Wasn’t Handel’s music once the staple of amateur ensembles across the UK, performed with enthusiasm by groups of all sizes and skills? Isn’t that still the case – and isn’t that a good thing? Aren’t we glad that performers and listeners feel able to co-opt a great work of art into their own musical lives and traditions? And talking of traditions, haven’t we all now accepted that the brass band movement in this country is our very own, original, “Sistema” – a grass-roots, community-based musical movement capable of producing virtuoso players of international calibre, and an inspiration to composers from Holst to Robert Simpson?

The performance was sincere, the playing bright, precise and wonderfully fresh; I’m ashamed to say that I heard harmonies in the overture that I’d never noticed before. But then, I’ve been a gigging cellist. I know how under-rehearsed scratch string ensembles feel about the annual Messiah with their local choral soc. This was very different.

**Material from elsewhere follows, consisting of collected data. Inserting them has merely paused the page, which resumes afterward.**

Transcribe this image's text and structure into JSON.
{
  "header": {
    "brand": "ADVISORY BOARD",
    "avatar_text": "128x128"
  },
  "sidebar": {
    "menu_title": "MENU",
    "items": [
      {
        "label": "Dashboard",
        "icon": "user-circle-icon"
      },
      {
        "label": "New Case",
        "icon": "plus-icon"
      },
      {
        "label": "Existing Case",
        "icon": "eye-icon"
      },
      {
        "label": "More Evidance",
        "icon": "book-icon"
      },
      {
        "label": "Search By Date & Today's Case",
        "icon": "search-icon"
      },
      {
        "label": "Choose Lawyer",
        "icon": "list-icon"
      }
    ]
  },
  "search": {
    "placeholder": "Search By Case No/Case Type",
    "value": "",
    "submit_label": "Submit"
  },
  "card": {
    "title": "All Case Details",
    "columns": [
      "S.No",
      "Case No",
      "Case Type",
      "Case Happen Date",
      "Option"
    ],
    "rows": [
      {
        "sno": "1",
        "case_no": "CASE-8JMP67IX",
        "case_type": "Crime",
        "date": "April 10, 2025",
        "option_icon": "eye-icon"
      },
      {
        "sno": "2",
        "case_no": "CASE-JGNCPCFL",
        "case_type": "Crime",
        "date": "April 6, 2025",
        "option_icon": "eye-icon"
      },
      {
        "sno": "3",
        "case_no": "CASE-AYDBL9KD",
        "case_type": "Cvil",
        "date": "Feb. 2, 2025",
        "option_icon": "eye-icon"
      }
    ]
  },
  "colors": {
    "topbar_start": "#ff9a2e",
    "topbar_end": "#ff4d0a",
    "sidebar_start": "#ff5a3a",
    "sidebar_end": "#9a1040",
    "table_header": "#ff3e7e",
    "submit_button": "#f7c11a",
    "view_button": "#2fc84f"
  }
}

I’m not saying that I’d always trade a smart, sensitive period-instrument orchestra for a brass band or even a Beecham-esque full symphony orchestra; just that no one performance style or tradition can ever have the final word on a work as limitless as Messiah. Also that it’s not every day you get to hear a really cracking countertenor singing against tenor horns and cornet. Plus, those tubas sounded like they were having the time of their lives. It felt right; it felt real; and I think that’s a feeling that Bishop Selwyn – not to say Handel himself – would have understood.